Senate Bill 2, sponsored by Chambliss, strengthens the Alabama Legislative Joint Transportation Committee, which has responsibility for reviewing the long-term plans and budget for ALDOT.
Chambliss’ plan specifies that the Joint Transportation Committee will meet four times per year at the Statehouse, and mandates that members will be automatically removed if they miss two meetings in a calendar year. Senate Bill 2 also requires that ALDOT use objective criteria in prioritizing what road projects will be paved next and that the criteria be made available to the public. Further, SB2 specifies that the Statewide Transportation Improvement Program (STIP), ALDOT’s long-range plan of road and bridge projects in Alabama, be publicly available on ALDOT’s website, along with any updates of the STIP plan.
Twenty members of the Alabama House and six Senators voted against the legislation.
Not everyone is celebrating today.
Ralph Long, Chairman of Stop the Alabama Gas Tax PAC said in a statement, “The events of the past week are a crying shame. Reflective of a widening chasm between Montgomery politicians and the hardworking people of this state. This will be a vote that the pocketbooks of voters will remind them of year after year.”
“We will redouble our efforts and work to oust the traitors and work to elect Real Republicans in 2022,” Long added.
The Business Council of Alabama (BCA) championed the legislation.
BCA President and CEO Katie Boyd Britt commented following Governor Kay Ivey signing the Rebuild Alabama Act.
“Today is a terrific day for the state of Alabama,” said BCA President and CEO Katie Boyd Britt. “Because of Governor Kay Ivey’s unwavering support, bill sponsors Rep.
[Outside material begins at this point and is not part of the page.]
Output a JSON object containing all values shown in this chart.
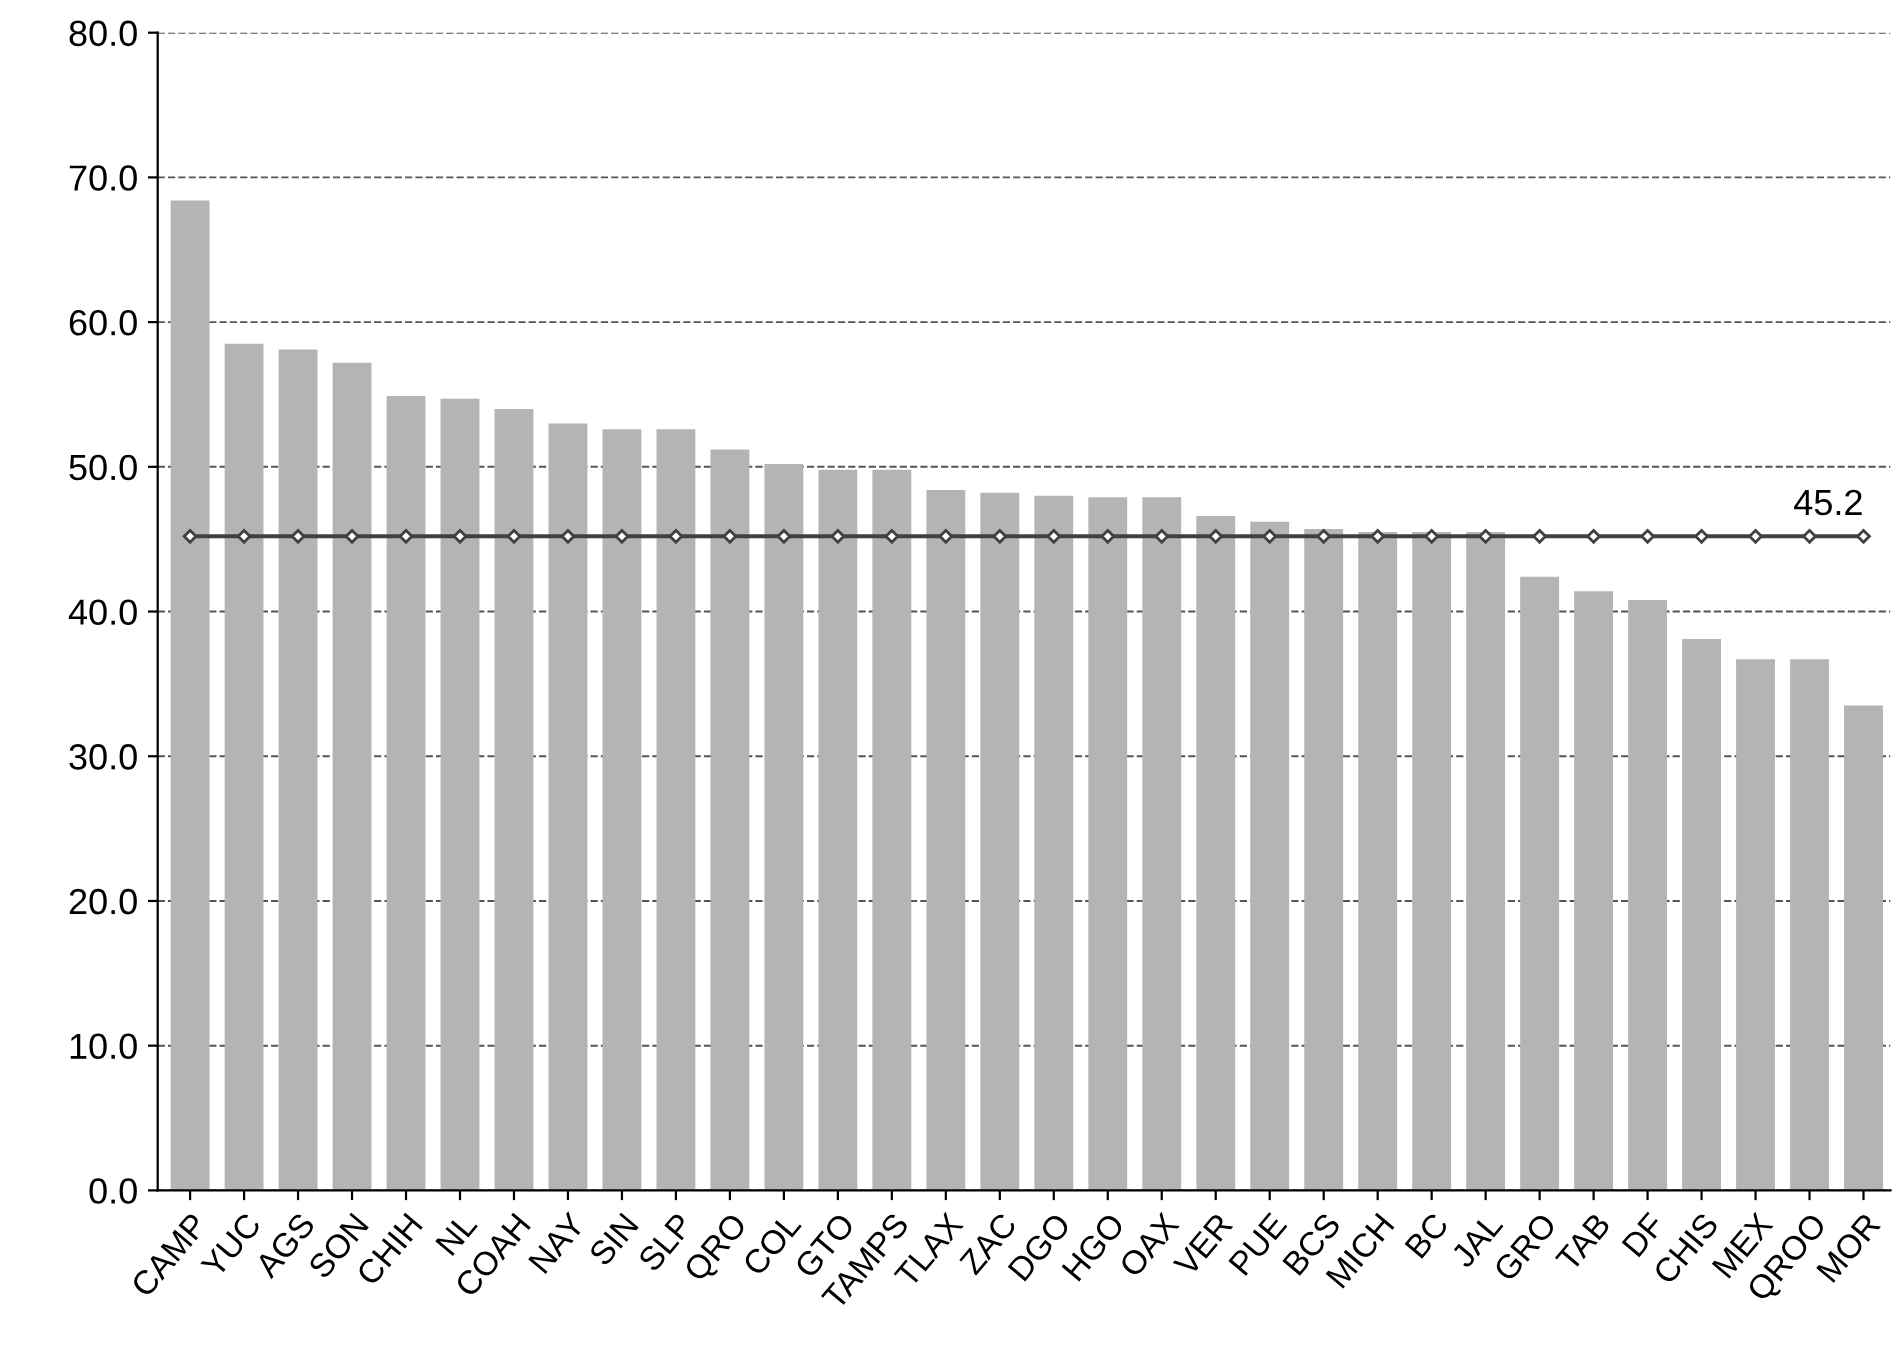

Bill Poole and Sen. Clyde Chambliss, and the bipartisan effort led by Senate President Pro Tem Del Marsh, Senate Majority Leader Greg Reed, Senate Minority Leader Bobby Singleton, House Speaker Mac McCutcheon, House Majority Leader Nathaniel Ledbetter, and House Minority Leader Anthony Daniels the Rebuild Alabama plan is now law.”
“During this Special Session, the Alabama Legislature recognized that passing the Rebuild Alabama plan was simply the right thing to do for the future of our state,” Britt added. “Anyone who drives the roads of Alabama – whether on urban Interstates or rural, two-lane highways – knows the state is currently unable to maintain, improve, and construct a transportation system that adequately meets the needs of its citizens and the industries that are located here. But no longer. This plan provides unprecedented accountability and oversight of revenues for transportation and will ensure all money raised by the plan goes only to transportation projects. Alabama has been idling while our surrounding states have passed us by and provided funding for their roads and bridges. It’s hard to convince others to invest in Alabama if we aren’t first willing to invest in ourselves. Thanks to this legislation, we are showing the world that Alabama is open for business and will remain competitive in recruiting jobs and industry to our state.”
Motorists will pay an additional ten cents per gallon phased in over three years. Owners of hybrids automobiles will pay a fee of $100 per year and owners of fully electric vehicles will pay a $200 per year fee. The money will be used for road and bridge work and to dredge the Port of Mobile to accommodate more shipping.
“The quality of our infrastructure system affects everyone, every single day. From our safety to jobs and prosperity, we know that the road to our future must be paved, and now it will be,” Britt concluded.